Quant à l’habitation spontanée, il est possible qu’elle ait été double il y a quelques milliers d’années, l’un des centres étant au midi de la mer Caspienne, l’autre dans l’Afrique septentrionale. Ces sortes d’habitations, que j’ai appelées disjointes et dont je me suis beaucoup occupé naguère[4], sont rares dans les plantes Dicotylédones ; mais il en existe des exemples précisément dans les contrées dont je viens de parler[5]. Il est probable que l’habitation de la Fève est depuis longtemps en voie de diminution et d’extinction. La nature de la plante appuie cette hypothèse, car ses graines n’ont aucun moyen de dispersion, et les rongeurs ou autres animaux peuvent s’en emparer avec facilité. L’habitation dans l’Asie occidentale était peut-être moins limitée jadis que maintenant, et celle en Afrique, à l’époque de Pline, s’étendait peut-être plus ou moins. La lutte pour l’existence, défavorable à cette plante, comme au Maïs, l’aurait cantonnée peu à peu et l’aurait fait disparaître, si l’homme ne l’avait sauvée en la cultivant.
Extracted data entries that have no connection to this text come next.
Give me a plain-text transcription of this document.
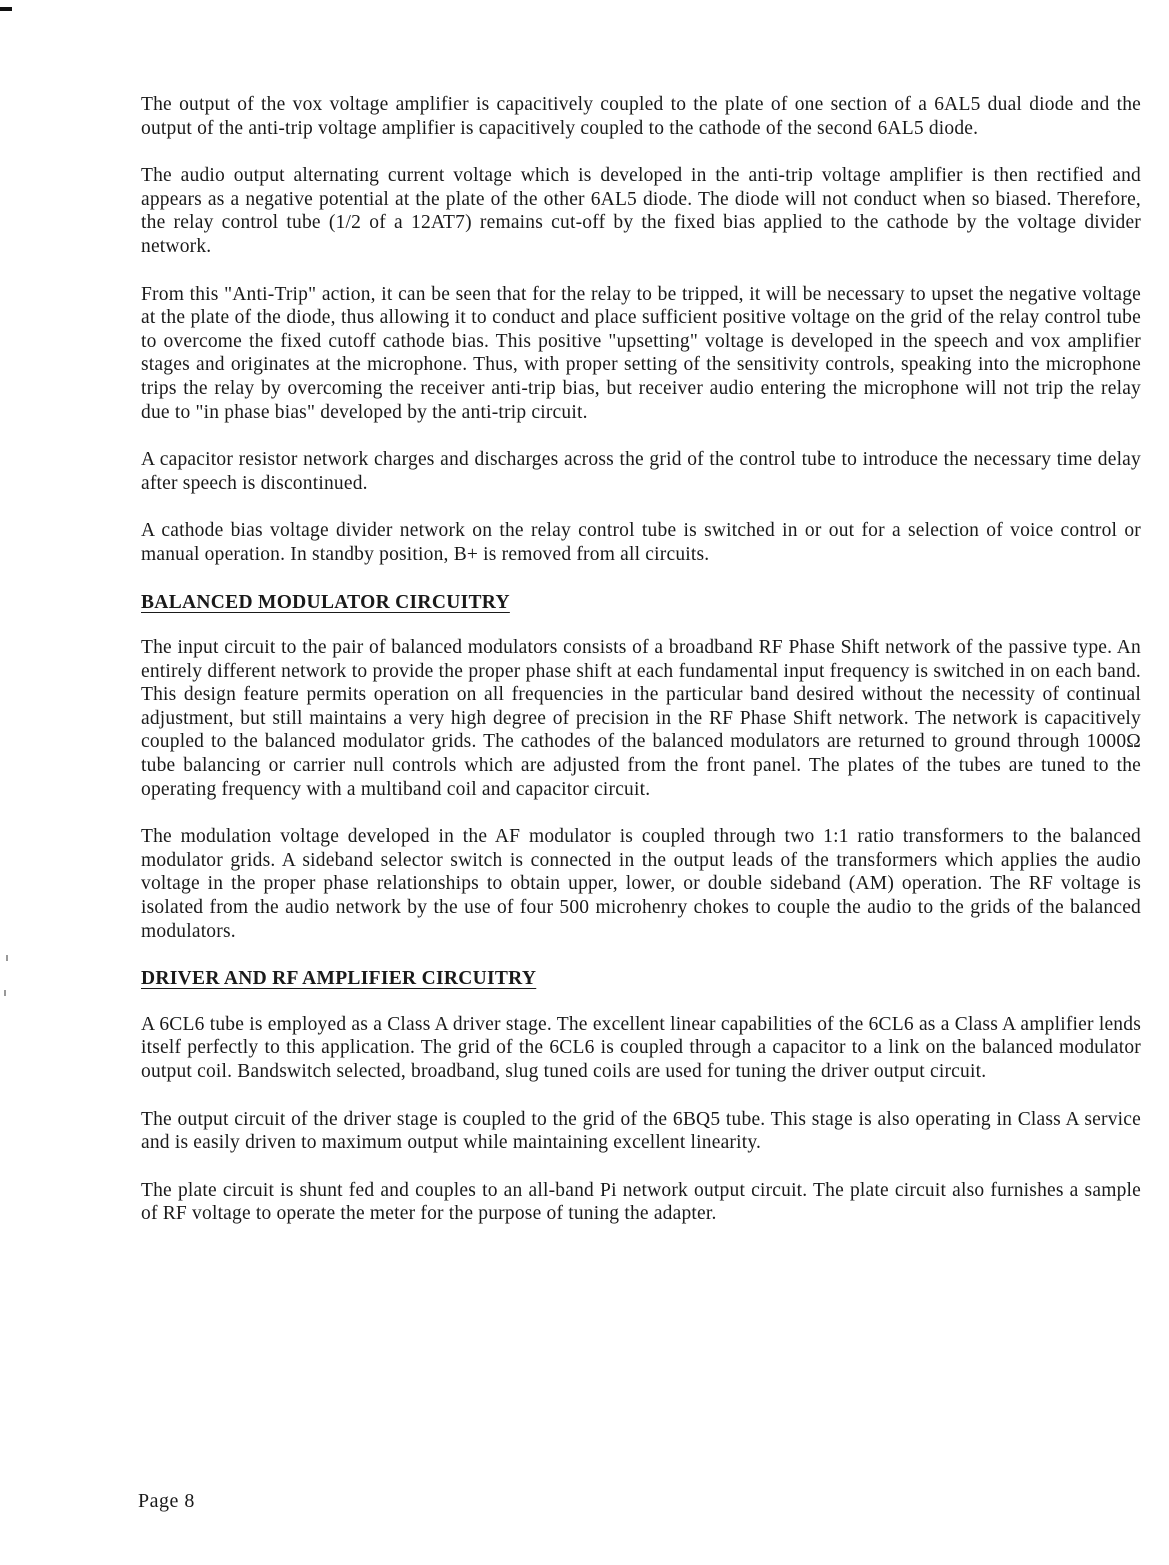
The output of the vox voltage amplifier is capacitively coupled to the plate of one section of a 6AL5 dual diode and the output of the anti-trip voltage amplifier is capacitively coupled to the cathode of the second 6AL5 diode.

The audio output alternating current voltage which is developed in the anti-trip voltage amplifier is then rectified and appears as a negative potential at the plate of the other 6AL5 diode. The diode will not conduct when so biased. Therefore, the relay control tube (1/2 of a 12AT7) remains cut-off by the fixed bias applied to the cathode by the voltage divider network.

From this "Anti-Trip" action, it can be seen that for the relay to be tripped, it will be necessary to upset the negative voltage at the plate of the diode, thus allowing it to conduct and place sufficient positive voltage on the grid of the relay control tube to overcome the fixed cutoff cathode bias. This positive "upsetting" voltage is developed in the speech and vox amplifier stages and originates at the microphone. Thus, with proper setting of the sensitivity controls, speaking into the microphone trips the relay by overcoming the receiver anti-trip bias, but receiver audio entering the microphone will not trip the relay due to "in phase bias" developed by the anti-trip circuit.

A capacitor resistor network charges and discharges across the grid of the control tube to introduce the necessary time delay after speech is discontinued.

A cathode bias voltage divider network on the relay control tube is switched in or out for a selection of voice control or manual operation. In standby position, B+ is removed from all circuits.

BALANCED MODULATOR CIRCUITRY

The input circuit to the pair of balanced modulators consists of a broadband RF Phase Shift network of the passive type. An entirely different network to provide the proper phase shift at each fundamental input frequency is switched in on each band. This design feature permits operation on all frequencies in the particular band desired without the necessity of continual adjustment, but still maintains a very high degree of precision in the RF Phase Shift network. The network is capacitively coupled to the balanced modulator grids. The cathodes of the balanced modulators are returned to ground through 1000Ω tube balancing or carrier null controls which are adjusted from the front panel. The plates of the tubes are tuned to the operating frequency with a multiband coil and capacitor circuit.

The modulation voltage developed in the AF modulator is coupled through two 1:1 ratio transformers to the balanced modulator grids. A sideband selector switch is connected in the output leads of the transformers which applies the audio voltage in the proper phase relationships to obtain upper, lower, or double sideband (AM) operation. The RF voltage is isolated from the audio network by the use of four 500 microhenry chokes to couple the audio to the grids of the balanced modulators.

DRIVER AND RF AMPLIFIER CIRCUITRY

A 6CL6 tube is employed as a Class A driver stage. The excellent linear capabilities of the 6CL6 as a Class A amplifier lends itself perfectly to this application. The grid of the 6CL6 is coupled through a capacitor to a link on the balanced modulator output coil. Bandswitch selected, broadband, slug tuned coils are used for tuning the driver output circuit.

The output circuit of the driver stage is coupled to the grid of the 6BQ5 tube. This stage is also operating in Class A service and is easily driven to maximum output while maintaining excellent linearity.

The plate circuit is shunt fed and couples to an all-band Pi network output circuit. The plate circuit also furnishes a sample of RF voltage to operate the meter for the purpose of tuning the adapter.

Page 8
La plante qui ressemble le plus à la Fève est le Vicia narbonensis. Les auteurs qui n’admettent pas le genre Faba, dont les

  1. Samuel, II, c. 17, v. 28 ; Ezechiel, c. 4, v. 8.
  2. Dict. français-berbère, publié par le gouvernement français.
  3. Note communiquée à M. Clos par M. d’Abadie.
  4. A. de Candolle, Géographie botanique raisonnée, chap. x.
  5. Le Rhododendron ponticum ne se trouve plus que dans l’Asie Mineure et au midi de la péninsule espagnole.